The primary endpoint was clinical benefit (defined as complete or partial response or stable disease) at 16 weeks. Among evaluable patients, the clinical benefit ratio was 35% at 16 weeks. In the intent-to-treat population, the clinical benefit rate was 25% at 16 weeks.

Among evaluable patients, there were two complete responses and five partial responses. “This is fascinating. There are RECIST [Response Evaluation Criteria in Solid Tumors] responses to androgen blockade, which has never been reported before,” Dr. Isakoff stated.
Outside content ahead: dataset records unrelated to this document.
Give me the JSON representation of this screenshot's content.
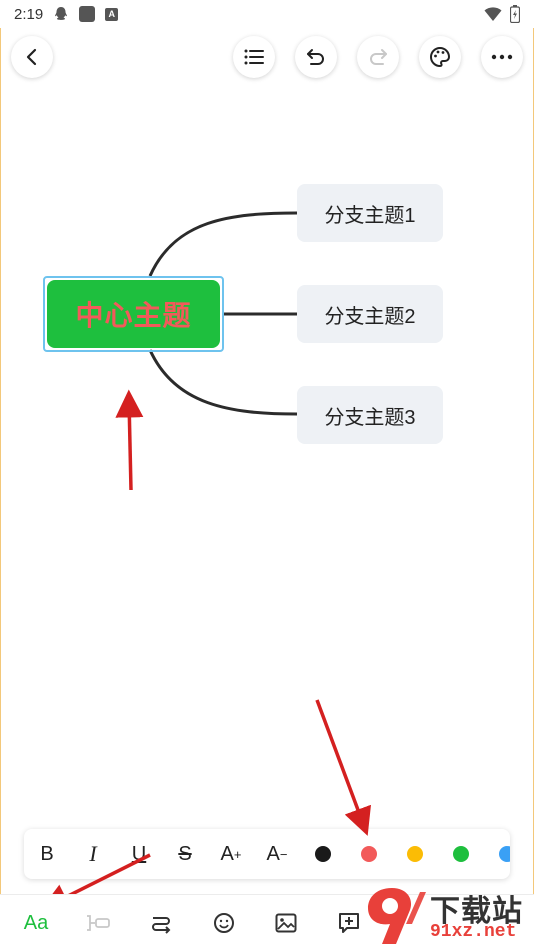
{
  "status_bar": {
    "time": "2:19"
  },
  "mindmap": {
    "central": "中心主题",
    "branches": [
      "分支主题1",
      "分支主题2",
      "分支主题3"
    ]
  },
  "format_toolbar": {
    "bold": "B",
    "italic": "I",
    "underline": "U",
    "strike": "S",
    "size_up": "A",
    "size_down": "A",
    "colors": [
      "#1a1a1a",
      "#f25a5a",
      "#fbbc05",
      "#1ebf3e",
      "#3aa0f5"
    ]
  },
  "bottom_bar": {
    "text_style_label": "Aa"
  },
  "colors": {
    "central_fill": "#1ebf3e",
    "central_text": "#f25a5a",
    "selection": "#6ec3ee",
    "branch_fill": "#eef1f5",
    "arrow": "#d42020"
  },
  "watermark": {
    "text": "下载站",
    "url": "91xz.net"
  }
}
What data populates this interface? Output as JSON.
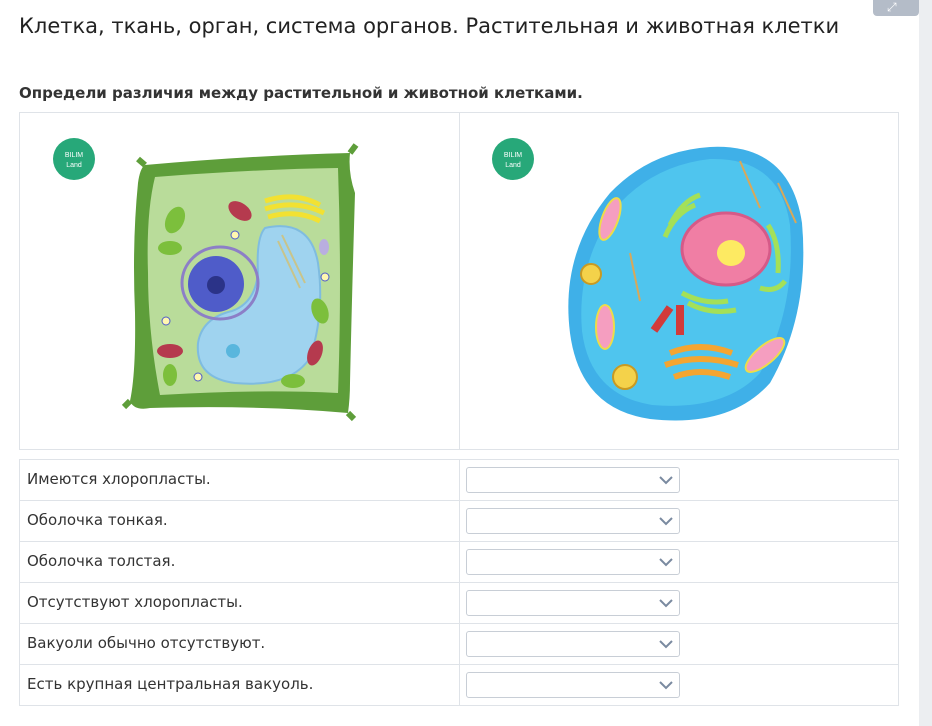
{
  "page": {
    "title": "Клетка, ткань, орган, система органов. Растительная и животная клетки",
    "instruction": "Определи различия между растительной и животной клетками."
  },
  "images": {
    "plant_cell": {
      "logo_line1": "BILIM",
      "logo_line2": "Land",
      "logo_color": "#27a879"
    },
    "animal_cell": {
      "logo_line1": "BILIM",
      "logo_line2": "Land",
      "logo_color": "#27a879"
    }
  },
  "questions": [
    {
      "text": "Имеются хлоропласты.",
      "selected": ""
    },
    {
      "text": "Оболочка тонкая.",
      "selected": ""
    },
    {
      "text": "Оболочка толстая.",
      "selected": ""
    },
    {
      "text": "Отсутствуют хлоропласты.",
      "selected": ""
    },
    {
      "text": "Вакуоли обычно отсутствуют.",
      "selected": ""
    },
    {
      "text": "Есть крупная центральная вакуоль.",
      "selected": ""
    }
  ],
  "icons": {
    "dropdown": "chevron-down-icon",
    "corner": "expand-icon"
  }
}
Median progression-free survival was 14 weeks. In the intent-to-treat population, higher androgen-receptor expression was associated with longer progression-free survival: Progression-free survival for androgen-receptor expression > 10% vs < 10% was 14 vs 8 weeks, respectively.
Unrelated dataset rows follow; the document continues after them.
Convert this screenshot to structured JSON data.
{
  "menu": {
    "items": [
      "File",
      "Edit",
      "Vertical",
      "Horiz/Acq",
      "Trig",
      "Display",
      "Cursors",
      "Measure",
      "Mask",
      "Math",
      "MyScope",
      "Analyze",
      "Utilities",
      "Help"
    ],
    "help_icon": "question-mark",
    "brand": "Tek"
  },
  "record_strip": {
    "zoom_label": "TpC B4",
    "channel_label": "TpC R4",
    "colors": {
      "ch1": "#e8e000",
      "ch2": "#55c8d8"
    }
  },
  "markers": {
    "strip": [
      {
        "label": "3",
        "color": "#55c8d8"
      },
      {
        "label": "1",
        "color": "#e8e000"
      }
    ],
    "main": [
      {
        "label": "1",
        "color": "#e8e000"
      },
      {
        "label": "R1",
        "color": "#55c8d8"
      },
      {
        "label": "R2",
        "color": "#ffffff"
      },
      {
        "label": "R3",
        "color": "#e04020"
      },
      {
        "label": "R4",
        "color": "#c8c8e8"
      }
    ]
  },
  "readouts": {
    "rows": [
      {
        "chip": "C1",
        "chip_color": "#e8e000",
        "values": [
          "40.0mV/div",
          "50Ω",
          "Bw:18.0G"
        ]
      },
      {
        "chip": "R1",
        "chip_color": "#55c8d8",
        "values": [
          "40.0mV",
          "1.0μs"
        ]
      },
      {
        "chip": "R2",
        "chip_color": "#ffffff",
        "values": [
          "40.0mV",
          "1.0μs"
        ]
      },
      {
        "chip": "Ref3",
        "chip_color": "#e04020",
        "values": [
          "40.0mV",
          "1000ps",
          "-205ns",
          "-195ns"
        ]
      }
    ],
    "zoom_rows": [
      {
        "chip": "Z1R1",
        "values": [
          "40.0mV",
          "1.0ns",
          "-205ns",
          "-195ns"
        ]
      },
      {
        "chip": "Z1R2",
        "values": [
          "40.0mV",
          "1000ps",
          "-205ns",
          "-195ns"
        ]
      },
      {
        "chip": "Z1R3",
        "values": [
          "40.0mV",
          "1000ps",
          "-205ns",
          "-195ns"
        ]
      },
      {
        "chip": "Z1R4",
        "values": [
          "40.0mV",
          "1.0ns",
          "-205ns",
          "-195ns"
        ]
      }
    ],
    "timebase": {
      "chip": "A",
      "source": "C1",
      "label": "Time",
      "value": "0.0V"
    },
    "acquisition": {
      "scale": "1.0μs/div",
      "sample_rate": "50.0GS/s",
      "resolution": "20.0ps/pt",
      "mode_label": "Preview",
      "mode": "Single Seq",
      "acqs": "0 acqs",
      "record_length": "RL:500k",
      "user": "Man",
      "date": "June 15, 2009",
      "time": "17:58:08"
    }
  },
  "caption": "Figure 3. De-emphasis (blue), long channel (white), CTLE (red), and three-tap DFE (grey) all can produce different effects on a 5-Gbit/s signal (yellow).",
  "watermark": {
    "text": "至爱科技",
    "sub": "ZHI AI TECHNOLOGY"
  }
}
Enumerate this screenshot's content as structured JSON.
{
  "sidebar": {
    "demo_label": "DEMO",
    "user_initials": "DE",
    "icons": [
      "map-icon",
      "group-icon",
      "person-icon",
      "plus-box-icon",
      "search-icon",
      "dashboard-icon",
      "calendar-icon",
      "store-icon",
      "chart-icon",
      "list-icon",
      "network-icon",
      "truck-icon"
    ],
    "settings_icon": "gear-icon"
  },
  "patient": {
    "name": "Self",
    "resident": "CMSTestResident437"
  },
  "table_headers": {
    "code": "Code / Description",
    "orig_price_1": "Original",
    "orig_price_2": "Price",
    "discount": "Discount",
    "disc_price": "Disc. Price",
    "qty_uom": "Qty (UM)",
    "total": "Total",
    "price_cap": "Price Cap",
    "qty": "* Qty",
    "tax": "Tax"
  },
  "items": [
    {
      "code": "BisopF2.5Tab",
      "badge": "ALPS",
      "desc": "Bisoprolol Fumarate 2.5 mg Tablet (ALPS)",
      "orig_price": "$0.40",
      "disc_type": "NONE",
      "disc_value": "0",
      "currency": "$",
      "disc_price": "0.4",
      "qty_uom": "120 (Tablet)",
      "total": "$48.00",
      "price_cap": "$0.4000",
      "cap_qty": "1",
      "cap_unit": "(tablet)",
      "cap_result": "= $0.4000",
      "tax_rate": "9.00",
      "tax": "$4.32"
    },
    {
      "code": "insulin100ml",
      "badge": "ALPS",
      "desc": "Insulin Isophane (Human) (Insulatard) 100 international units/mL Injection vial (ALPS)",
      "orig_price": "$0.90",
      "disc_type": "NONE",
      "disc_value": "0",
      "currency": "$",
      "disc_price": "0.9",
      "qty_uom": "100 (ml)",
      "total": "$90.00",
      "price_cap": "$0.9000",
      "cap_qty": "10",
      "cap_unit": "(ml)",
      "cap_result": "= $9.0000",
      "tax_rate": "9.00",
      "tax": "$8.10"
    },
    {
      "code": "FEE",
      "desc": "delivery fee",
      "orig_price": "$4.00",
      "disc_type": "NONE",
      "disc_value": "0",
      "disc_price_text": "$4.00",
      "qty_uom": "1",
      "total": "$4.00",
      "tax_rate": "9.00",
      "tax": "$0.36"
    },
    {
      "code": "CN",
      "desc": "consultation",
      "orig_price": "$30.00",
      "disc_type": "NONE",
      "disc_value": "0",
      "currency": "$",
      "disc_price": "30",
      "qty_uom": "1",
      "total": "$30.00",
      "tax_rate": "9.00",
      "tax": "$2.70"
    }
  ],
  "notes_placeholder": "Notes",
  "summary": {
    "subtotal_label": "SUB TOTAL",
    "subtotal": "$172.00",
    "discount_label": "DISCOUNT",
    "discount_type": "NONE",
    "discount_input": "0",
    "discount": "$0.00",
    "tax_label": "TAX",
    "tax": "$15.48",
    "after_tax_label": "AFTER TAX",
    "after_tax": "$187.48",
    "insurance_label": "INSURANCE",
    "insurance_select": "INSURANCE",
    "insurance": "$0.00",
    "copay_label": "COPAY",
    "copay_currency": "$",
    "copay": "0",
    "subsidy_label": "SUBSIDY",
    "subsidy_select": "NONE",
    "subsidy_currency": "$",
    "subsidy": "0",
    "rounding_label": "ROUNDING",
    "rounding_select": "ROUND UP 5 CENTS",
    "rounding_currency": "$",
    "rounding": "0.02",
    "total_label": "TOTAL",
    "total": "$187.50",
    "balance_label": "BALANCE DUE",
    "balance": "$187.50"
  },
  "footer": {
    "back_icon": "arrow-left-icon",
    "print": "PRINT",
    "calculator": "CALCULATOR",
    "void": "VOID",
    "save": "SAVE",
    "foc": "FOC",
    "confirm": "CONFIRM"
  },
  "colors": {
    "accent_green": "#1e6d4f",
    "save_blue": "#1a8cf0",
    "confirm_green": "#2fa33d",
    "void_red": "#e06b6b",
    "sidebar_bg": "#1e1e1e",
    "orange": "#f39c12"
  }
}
Dr. Traina and colleagues analyzed 404 tissue samples with gene profiling and came up with an androgen receptor–related gene signature for androgen-receptor positivity called PREDICT-AR. This signature was found to predict clinical benefit and may be useful for future studies of androgen blockade in breast cancer, Dr. Isakoff said.

Patients whose tumors expressed the signature had a 16-week clinical benefit rate of 40% vs 11% for those whose tumors did not express the signature. ­PREDICT-AR also predicted improvement in progression-free survival: Those who tested positive for PREDICT-AR had a median progression-free survival of 16 weeks vs 8 weeks in those who tested negative for PREDICT-AR.

Among evaluable patients who were PREDICT-AR–positive and treated in the first or second line, median progression-free survival was 40+ weeks, Dr. Traina told The ASCO Post. “That’s remarkable in triple-negative breast cancer,” she commented.

“It is clear that enzalutamide has clinical activity in androgen receptor–positive triple-negative breast cancer, with consistent safety. The novel diagnostic assay, PREDICT-AR, will be studied further,” Dr. Isakoff said.

“It is important to note that triple-negative breast cancer is heterogeneous—it is an immunohistochemical basket with at least five different subtypes amenable to different treatments. Androgen receptor is clearly expressed in a substantial proportion of patients—at least 50% in this study.”

“The PREDICT-AR signature is also common, found in about 50% of advanced triple-negative breast cancers, and is worthy of further development. It is encouraging that we are learning how to predict response,” Dr. Isakoff said. ■

Disclosure: Drs. Isakoff, Perez, and Traina reported no potential conflicts of interest.


1. Perez EA, Awada A, O’Shaughnessy J, et al: ASCO Annual Meeting. Abstract 1001. Presented June 1, 2015.

2. Traina TA, Miller K, Yardley DA, et al: ASCO Annual Meeting. Abstract 1003. Presented June 1, 2015.